Review: Burning Doors


http://www.sohotheatre.com/files/images/applicationfiles/1435.3758.Square2.jpg/320x320.fitandcrop.jpg

'Burning Doors' is the latest work of the Belarus Free Theatre. Political exiles, the BFT specialise in performances that reflect on rebellion, politics, and injustice, and Burning Doors is no exception. With the début acting performance of Maria Alyokhina of Pussy Riot, Burning Doors tells the stories of Russian artist Petyr Pavlensky, Ukrainian film-maker Oleg Sentsov, currently serving a 20 year prison sentence, and Alyokhina herself.
The play is a brutal exploration of the consequences and limitations of freedom of expression. The physicality of the BFT ensemble is unforgiving, and the actors push themselves, and consequently the audience, way beyond their comfort zone, in order to represent the brutality of state versus body in the battle for order and control. There are points of the piece that are very difficult to watch, and not in a bloody, Titus-Andronicus-at-The-Globe kind of way. The raw, visceral nature of the performance is mapped onto conditions in Russian prisons, so there is nowhere for the audience to escape the feeling that the performed violence is real.
The discomfort of watching the show is a signal of its success - it would not be effective if it were safe. The only detraction from the piece is that at times it feels as if the performers are trying too hard to hammer a point home, and things descend too far into caricature. On saying this however, Burning Doors is a powerful piece of theatre, and its creators are not afraid to make their voices heard. The freedom to create and to hold opinions is, after all what this play is about, and part of the drive behind the piece is to raise awareness of Sentsov's situation, and to try and secure his release. The severity of his captivity is made very clear to the audience, and it is hard to leave the show without a sense of the injustice faced by artists who come into conflict with repressive state politics.

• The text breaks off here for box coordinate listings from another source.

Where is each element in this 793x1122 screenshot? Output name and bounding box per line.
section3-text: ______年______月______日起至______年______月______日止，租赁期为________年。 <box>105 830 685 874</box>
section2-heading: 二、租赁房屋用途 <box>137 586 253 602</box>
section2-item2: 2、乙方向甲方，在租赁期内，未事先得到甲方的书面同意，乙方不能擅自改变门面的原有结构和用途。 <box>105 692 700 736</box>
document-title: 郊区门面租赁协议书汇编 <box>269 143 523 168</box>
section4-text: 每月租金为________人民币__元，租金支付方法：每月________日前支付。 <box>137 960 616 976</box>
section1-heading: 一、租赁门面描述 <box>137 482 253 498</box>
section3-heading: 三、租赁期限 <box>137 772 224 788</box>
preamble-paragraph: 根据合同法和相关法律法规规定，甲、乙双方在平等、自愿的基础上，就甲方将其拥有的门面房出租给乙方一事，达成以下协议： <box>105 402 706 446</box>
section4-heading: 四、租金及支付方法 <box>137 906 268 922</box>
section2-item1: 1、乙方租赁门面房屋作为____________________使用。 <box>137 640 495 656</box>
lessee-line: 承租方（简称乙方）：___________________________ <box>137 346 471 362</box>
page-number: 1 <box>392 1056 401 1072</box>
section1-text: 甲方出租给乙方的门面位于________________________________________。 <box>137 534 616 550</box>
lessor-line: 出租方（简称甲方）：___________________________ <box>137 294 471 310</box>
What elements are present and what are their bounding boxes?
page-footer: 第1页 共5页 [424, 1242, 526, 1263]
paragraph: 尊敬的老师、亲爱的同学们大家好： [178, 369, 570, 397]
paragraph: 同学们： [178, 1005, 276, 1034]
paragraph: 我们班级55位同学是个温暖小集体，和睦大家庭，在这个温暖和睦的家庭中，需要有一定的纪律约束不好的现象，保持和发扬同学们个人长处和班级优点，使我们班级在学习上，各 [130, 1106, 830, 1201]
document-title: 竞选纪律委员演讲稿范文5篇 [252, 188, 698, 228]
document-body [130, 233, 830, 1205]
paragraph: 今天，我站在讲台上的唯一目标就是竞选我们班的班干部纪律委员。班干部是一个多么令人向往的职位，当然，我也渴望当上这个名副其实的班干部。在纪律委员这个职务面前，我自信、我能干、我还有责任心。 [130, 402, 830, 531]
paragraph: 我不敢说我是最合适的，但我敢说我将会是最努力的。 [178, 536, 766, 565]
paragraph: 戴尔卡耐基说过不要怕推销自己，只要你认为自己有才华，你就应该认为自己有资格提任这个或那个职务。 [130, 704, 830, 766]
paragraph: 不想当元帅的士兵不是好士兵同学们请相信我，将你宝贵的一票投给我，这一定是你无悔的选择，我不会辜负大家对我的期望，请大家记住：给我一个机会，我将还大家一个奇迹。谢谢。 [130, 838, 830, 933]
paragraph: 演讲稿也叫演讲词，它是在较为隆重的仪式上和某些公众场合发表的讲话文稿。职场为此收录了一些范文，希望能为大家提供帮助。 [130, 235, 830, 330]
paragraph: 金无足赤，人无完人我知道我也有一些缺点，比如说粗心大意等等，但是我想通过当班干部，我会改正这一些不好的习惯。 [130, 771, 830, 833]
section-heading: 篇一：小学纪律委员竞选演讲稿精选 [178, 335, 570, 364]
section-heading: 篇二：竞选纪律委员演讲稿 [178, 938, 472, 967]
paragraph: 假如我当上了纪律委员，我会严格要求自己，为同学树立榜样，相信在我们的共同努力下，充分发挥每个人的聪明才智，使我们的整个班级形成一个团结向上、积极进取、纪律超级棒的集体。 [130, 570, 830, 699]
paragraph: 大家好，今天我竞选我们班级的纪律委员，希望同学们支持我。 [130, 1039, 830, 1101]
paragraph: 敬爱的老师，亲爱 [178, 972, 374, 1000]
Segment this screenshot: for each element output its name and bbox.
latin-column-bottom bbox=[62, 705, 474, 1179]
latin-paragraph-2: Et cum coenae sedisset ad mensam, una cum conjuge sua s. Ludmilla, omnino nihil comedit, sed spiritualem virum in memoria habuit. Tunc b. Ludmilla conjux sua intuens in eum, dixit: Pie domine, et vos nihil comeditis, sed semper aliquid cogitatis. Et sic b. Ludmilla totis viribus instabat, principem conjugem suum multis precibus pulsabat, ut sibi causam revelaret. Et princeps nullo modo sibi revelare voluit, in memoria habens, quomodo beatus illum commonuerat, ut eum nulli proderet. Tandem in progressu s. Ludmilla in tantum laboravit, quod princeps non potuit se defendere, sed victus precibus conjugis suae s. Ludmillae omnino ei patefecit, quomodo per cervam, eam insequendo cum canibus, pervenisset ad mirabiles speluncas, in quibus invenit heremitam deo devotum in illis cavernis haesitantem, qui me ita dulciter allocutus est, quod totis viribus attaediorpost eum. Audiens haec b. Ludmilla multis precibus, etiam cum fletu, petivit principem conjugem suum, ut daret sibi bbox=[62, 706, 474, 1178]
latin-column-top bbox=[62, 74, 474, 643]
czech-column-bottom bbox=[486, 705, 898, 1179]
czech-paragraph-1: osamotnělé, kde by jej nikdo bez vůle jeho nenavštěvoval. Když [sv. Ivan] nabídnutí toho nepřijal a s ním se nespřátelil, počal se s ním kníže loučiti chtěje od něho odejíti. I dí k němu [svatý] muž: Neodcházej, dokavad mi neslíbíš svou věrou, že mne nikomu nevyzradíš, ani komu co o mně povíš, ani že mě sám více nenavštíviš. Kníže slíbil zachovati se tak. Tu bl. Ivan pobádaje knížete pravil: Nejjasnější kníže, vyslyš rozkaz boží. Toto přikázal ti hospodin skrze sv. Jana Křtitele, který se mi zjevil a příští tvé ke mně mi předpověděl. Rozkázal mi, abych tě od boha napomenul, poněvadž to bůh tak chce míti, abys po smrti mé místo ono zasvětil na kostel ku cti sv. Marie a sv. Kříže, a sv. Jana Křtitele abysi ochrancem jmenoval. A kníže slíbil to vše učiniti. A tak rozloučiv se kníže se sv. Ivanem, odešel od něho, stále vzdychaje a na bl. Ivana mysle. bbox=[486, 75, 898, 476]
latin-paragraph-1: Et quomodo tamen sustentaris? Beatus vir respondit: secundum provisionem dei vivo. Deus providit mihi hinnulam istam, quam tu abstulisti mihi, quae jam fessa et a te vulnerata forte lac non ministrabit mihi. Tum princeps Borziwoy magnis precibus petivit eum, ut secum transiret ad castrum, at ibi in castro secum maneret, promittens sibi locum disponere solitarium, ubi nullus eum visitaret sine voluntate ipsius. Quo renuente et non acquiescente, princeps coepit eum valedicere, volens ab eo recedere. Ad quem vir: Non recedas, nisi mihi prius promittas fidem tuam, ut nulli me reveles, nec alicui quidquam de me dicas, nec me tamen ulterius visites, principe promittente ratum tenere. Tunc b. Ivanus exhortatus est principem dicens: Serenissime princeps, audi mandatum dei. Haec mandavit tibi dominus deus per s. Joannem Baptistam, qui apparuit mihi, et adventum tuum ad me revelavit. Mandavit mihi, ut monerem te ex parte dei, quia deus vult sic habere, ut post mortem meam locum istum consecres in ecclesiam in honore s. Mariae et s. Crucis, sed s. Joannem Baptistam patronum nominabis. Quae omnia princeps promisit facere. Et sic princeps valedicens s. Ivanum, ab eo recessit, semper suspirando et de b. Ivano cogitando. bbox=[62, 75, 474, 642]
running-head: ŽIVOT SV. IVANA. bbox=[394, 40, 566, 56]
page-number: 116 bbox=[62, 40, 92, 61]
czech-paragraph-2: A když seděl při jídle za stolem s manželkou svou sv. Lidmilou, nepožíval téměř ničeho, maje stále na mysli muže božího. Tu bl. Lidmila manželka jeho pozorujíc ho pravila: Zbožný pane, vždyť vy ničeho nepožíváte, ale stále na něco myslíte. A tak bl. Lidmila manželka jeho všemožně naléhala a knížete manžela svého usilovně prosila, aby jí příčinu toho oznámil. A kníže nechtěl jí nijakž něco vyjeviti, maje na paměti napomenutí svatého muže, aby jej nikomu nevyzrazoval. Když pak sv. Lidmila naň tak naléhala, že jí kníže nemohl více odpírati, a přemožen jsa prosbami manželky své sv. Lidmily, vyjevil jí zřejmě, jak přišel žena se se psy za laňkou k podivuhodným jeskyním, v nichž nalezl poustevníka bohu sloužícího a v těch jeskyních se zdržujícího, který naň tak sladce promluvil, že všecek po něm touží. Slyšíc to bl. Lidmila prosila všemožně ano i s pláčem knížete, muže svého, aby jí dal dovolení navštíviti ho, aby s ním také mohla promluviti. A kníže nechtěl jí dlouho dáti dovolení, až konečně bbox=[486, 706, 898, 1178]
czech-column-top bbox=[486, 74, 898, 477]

In short: Heavy-handedness balanced with moments of painful beauty. More importantly, a clear, unflinching, relevant politics. Go and see it for a wake up call and a shock to the system.

Note: For further information on BFT's part in the campaign to free Oleg Sentsov, see here.

Rating: 4/5

Disclaimer: I was invited to the press night for Burning Doors after supporting the development of the production on Kickstarter.